Coburn’s last stand kills terrorism insurance act

In what may be his final act, retiring Sen. Tom Coburn, R-Oklahoma, insisted on changes to a bill reauthorizing a federal terrorism insurance program created after the September 11 terrorist attacks.

“If we change the bill, it’s gone,” said Senate Majority Leader Harry Reid, arguing that any amendment to the Terrorism Risk Insurance Act, or TRIA, would require sending the bill back to the House of Representatives, which is on vacation until January 6.

So, the bill will expire at the end of the year.

The law was approved shortly after 9/11 to help insurance companies mitigate the costs of covering the aftermath of terrorist attacks.

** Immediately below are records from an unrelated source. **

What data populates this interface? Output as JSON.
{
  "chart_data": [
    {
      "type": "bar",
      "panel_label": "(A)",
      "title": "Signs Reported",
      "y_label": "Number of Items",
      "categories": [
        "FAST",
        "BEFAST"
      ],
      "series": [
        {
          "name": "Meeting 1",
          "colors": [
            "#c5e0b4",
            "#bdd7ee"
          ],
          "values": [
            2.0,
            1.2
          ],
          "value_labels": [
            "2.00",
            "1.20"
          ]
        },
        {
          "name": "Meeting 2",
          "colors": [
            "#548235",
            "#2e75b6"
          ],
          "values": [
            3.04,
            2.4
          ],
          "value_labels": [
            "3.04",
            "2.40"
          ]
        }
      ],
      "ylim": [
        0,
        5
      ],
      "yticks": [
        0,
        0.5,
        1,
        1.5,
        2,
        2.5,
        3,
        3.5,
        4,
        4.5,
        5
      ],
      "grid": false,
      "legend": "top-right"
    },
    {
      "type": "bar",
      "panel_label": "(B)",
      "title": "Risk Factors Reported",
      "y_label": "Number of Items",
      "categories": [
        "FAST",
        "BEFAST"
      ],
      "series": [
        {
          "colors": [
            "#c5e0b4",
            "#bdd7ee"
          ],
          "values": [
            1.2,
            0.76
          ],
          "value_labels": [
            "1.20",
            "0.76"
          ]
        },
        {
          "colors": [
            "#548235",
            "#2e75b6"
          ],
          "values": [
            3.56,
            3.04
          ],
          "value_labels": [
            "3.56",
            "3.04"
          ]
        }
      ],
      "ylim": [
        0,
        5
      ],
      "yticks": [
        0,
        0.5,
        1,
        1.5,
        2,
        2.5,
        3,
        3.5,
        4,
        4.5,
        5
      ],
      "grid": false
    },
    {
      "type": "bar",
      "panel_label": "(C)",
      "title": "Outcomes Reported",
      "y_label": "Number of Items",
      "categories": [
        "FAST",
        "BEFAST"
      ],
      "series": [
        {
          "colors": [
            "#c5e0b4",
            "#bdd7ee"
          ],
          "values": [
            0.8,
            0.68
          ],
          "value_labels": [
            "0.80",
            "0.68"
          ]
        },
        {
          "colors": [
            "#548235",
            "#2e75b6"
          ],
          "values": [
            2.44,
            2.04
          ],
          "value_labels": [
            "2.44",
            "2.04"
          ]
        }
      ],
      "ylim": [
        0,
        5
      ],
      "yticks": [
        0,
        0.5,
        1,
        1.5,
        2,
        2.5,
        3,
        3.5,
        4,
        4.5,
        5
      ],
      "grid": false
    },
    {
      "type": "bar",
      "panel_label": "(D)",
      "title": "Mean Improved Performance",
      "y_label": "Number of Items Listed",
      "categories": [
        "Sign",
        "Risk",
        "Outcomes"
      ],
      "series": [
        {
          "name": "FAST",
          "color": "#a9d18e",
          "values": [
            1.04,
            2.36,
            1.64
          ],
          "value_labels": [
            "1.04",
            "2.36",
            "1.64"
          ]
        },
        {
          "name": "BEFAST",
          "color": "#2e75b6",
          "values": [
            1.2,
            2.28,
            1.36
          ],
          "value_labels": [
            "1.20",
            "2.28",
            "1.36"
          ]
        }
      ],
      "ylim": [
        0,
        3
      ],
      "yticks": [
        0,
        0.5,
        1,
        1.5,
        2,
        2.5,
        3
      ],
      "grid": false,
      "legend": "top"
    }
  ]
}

Coburn opposed a specific rider made to what would have been a six-year extension of the act. Called the National Association of Registered Agents and Brokers Reform Act, it would create a federal bureaucracy built to license insurance agents. Coburn wanted an opt-out provision for states, and he disagreed with the length of the extension.

“It doesn’t have anything to do with the terrorism risk insurance bill,” said Coburn.

Coburn said further that TRIA forces American taxpayers to “take all the risk.” He said on the Senate floor Tuesday that the insurance industry has made $40 billion as a result of TRIA in the last 12 years.

Rumors that an expiration of the law would lead the National Football League to cancel the Super Bowl were quashed Tuesday.

NFL spokesman Greg Aiello told CNN in an email Tuesday that the speculation over the Super Bowl being canceled is “not true.”

“The Super Bowl will be played,” he said.

Congressional Republicans have vowed to make a TRIA extension one of the first orders of business when the GOP-led Congress convenes in early January.